In The Transitional Program, Trotsky elaborated further on how to apply a class analysis to war:

Imperialist war is the continuation and sharpening of the predatory politics of the bourgeoisie. The struggle of the proletariat against war is the continuation and sharpening of its class struggle. The beginning of war alters the situation and partially the means of struggle between the classes, but not the aim and basic course. The imperialist bourgeoisie dominates the world. In its basic character, the approaching war will therefore be an imperialist war.

The fundamental content of the politics of the international proletariat will consequently be a struggle against imperialism and its war. In this struggle, the basic principle is: “the chief enemy is in your own country” or “the defeat of your own (imperialist) government is the lesser evil.”

However, not all countries of the world are imperialist countries. On the contrary, the majority are victims of imperialism. Some of the colonial or semi-colonial countries will undoubtedly attempt to utilize the war to cast off the yoke of slavery. Their war will not be imperialist but liberating. It will be the duty of the international proletariat to aid the oppressed countries in their war against oppressors. The same duty applies in regard to aiding the USSR, or whatever other workers’ government might arise before the war or during the war. The defeat of every imperialist government in the struggle with the workers’ state or with a colonial country is the lesser evil.

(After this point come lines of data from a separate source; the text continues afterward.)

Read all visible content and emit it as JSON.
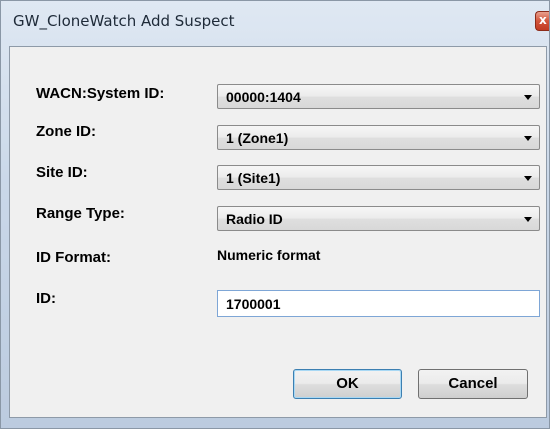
{
  "window": {
    "title": "GW_CloneWatch Add Suspect",
    "close_symbol": "x"
  },
  "form": {
    "wacn_label": "WACN:System ID:",
    "wacn_value": "00000:1404",
    "zone_label": "Zone ID:",
    "zone_value": "1 (Zone1)",
    "site_label": "Site ID:",
    "site_value": "1 (Site1)",
    "range_label": "Range Type:",
    "range_value": "Radio ID",
    "format_label": "ID Format:",
    "format_value": "Numeric format",
    "id_label": "ID:",
    "id_value": "1700001"
  },
  "buttons": {
    "ok": "OK",
    "cancel": "Cancel"
  },
  "icons": {
    "close": "close-icon",
    "dropdown": "chevron-down-icon"
  },
  "colors": {
    "title_gradient_top": "#dfe8f3",
    "client_background": "#f0f0f0",
    "close_red": "#c23b22",
    "focus_border": "#7ea6d6"
  }
}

The workers of imperialist countries, however, cannot help an anti-imperialist country through their own government, no matter what the diplomatic and military relations between the two countries might be at a given moment. If the governments find themselves in a temporary and, by the very essence of the matter, unreliable alliance, then the proletariat of the imperialist country continues to remain in class opposition to its own government and supports the non-imperialist “ally” through its own methods, i.e., through the methods of the international class struggle (agitation not only against their perfidious allies but also in favor of a workers’ state in a colonial country; boycott, strikes, in one case; rejection of boycott and strikes in another case, etc.)

In supporting the colonial country or the USSR in a war, the proletariat does not in the slightest degree solidarize either with the bourgeois government of the colonial country or with the Thermidorian bureaucracy of the USSR. On the contrary, it maintains full political independence from the one as from the other. Giving aid in a just and progressive war, the revolutionary proletariat wins the sympathy of the workers in the colonies and in the USSR, strengthens there the authority and influence of the Fourth International, and increases its ability to help overthrow the bourgeois government in the colonial country, the reactionary bureaucracy in the USSR.

In contrast to the reformists who would tinker with capitalism while leaving it fundamentally untouched, the comrades of the RCI are revolutionary anti-imperialists. We understand that only the total overthrow of capitalism through the socialist revolution can liberate humanity from this horror without end.